Edgar Allan Poe et son « Corbeau » : un pilier de la littérature américaine, au rythme envoûtant et aux accents mélancoliques instantanément reconnaissables. Mais que se passe-t-il lorsque ce poème emblématique rencontre une touche d’humour moderne ? Cette parodie du « Corbeau », écrite par J. Simon Harris, réinvente le récit avec un narrateur ivre et un corbeau nettement moins mystique : une flasque.
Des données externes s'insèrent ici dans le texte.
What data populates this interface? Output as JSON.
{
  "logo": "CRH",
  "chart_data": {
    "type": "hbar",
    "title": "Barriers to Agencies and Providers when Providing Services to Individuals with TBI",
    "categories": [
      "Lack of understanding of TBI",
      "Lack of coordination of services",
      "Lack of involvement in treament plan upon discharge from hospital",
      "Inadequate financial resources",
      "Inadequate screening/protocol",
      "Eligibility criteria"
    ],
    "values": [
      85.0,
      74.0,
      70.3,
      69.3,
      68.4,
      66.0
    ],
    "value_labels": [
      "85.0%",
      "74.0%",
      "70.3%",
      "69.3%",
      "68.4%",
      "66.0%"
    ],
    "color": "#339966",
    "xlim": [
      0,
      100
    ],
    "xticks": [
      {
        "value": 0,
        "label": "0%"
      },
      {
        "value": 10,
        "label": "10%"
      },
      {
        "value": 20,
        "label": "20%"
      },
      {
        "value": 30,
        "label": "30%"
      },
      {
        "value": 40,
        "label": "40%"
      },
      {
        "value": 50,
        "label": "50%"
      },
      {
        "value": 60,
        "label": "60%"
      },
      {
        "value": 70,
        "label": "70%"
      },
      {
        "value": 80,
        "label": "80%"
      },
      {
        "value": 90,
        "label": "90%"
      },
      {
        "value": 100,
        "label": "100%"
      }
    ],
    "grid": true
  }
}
Explorons cette réinterprétation humoristique et la subversion astucieuse des thèmes originaux.
Contents
D’un Oiseau Sinistre à une Flasque Vide : Transformation Comique
La parodie de Harris conserve la structure et les rimes du poème original, créant un cadre familier pour ce récit comique. Le célèbre refrain « Jamais plus » est toujours présent, maintenant prononcé non pas par un corbeau, mais par une flasque de whisky vide étiquetée « Corbeau ». Cette simple substitution transforme l’atmosphère du poème, passant de l’étrange et du suspense à l’absurde et amusant.
Le narrateur du poème original est un érudit endeuillé, tourmenté par la perte de sa bien-aimée Lenore. Le narrateur de Harris, quant à lui, est un ivrogne titubant dans des ruelles sombres, son seul tourment étant une soif inextinguible. Ce changement de personnage établit immédiatement le ton comique de la parodie. L’état d’ébriété du narrateur conduit à des interprétations erronées et à des réactions exacerbées, ajoutant à l’humour de la situation.
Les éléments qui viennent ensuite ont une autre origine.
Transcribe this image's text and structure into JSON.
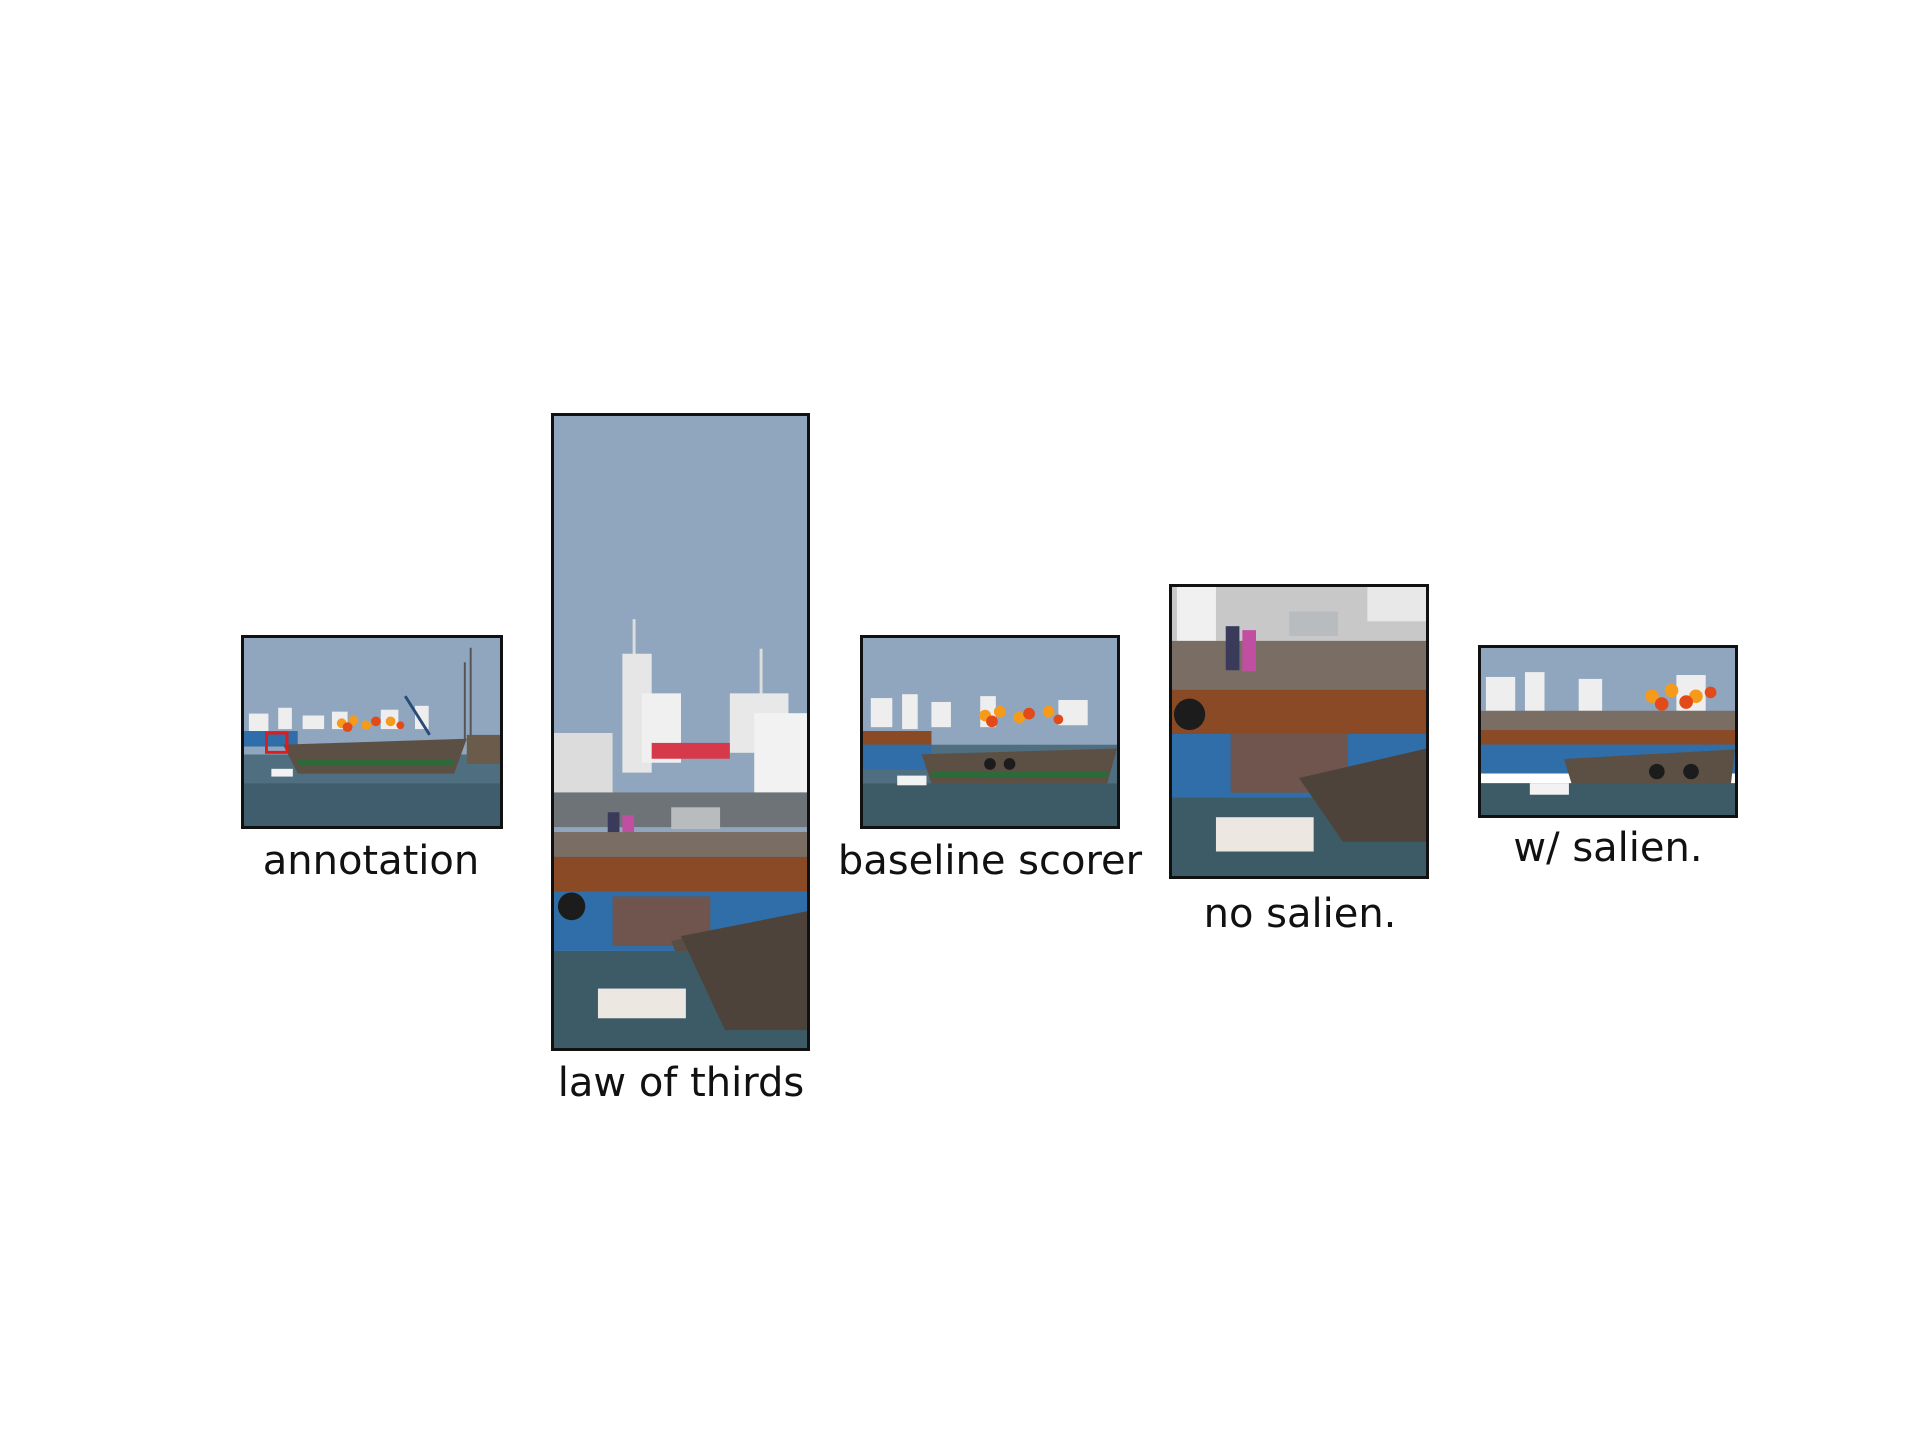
{
  "figure": {
    "panels": [
      {
        "caption": "annotation",
        "image": "harbor-full-view-with-red-box"
      },
      {
        "caption": "law of thirds",
        "image": "harbor-tall-crop"
      },
      {
        "caption": "baseline scorer",
        "image": "harbor-wide-crop"
      },
      {
        "caption": "no salien.",
        "image": "harbor-dock-crop"
      },
      {
        "caption": "w/ salien.",
        "image": "harbor-boat-crop"
      }
    ]
  },
  "colors": {
    "sky": "#8fa6be",
    "water": "#4f6f80",
    "hull_blue": "#2f6ea8",
    "rust": "#8a4a26",
    "annotation_box": "#e01b1b",
    "border": "#111111"
  }
}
Murmures, Chants et la Quête de Liqueur
L’atmosphère de mystère et d’effroi du poème original est remplacée par une quête comique d’alcool. La confusion initiale du narrateur face aux sons qu’il entend (« des chants provenant des portes obscures ») est rapidement attribuée à un autre ivrogne, un dégonflement humoristique des connotations surnaturelles de l’original. Le désir du narrateur pour « le doux et fervent ferment que les brasseurs nomment liqueur » devient le moteur du récit, remplaçant l’accent mis sur le deuil et la perte dans l’original.
L’entrée du corbeau dans l’original de Poe est un moment dramatique, chargé de symbolisme. Dans la parodie de Harris, le « corbeau » est découvert brillant sur le pavé, révélé être une flasque abandonnée. Cette révélation anticlimactique souligne encore l’intention humoristique de la parodie. L’espoir du narrateur d’une dernière gorgée est anéanti lorsqu’il découvre la flasque vide, menant à la première occurrence de « Jamais plus ».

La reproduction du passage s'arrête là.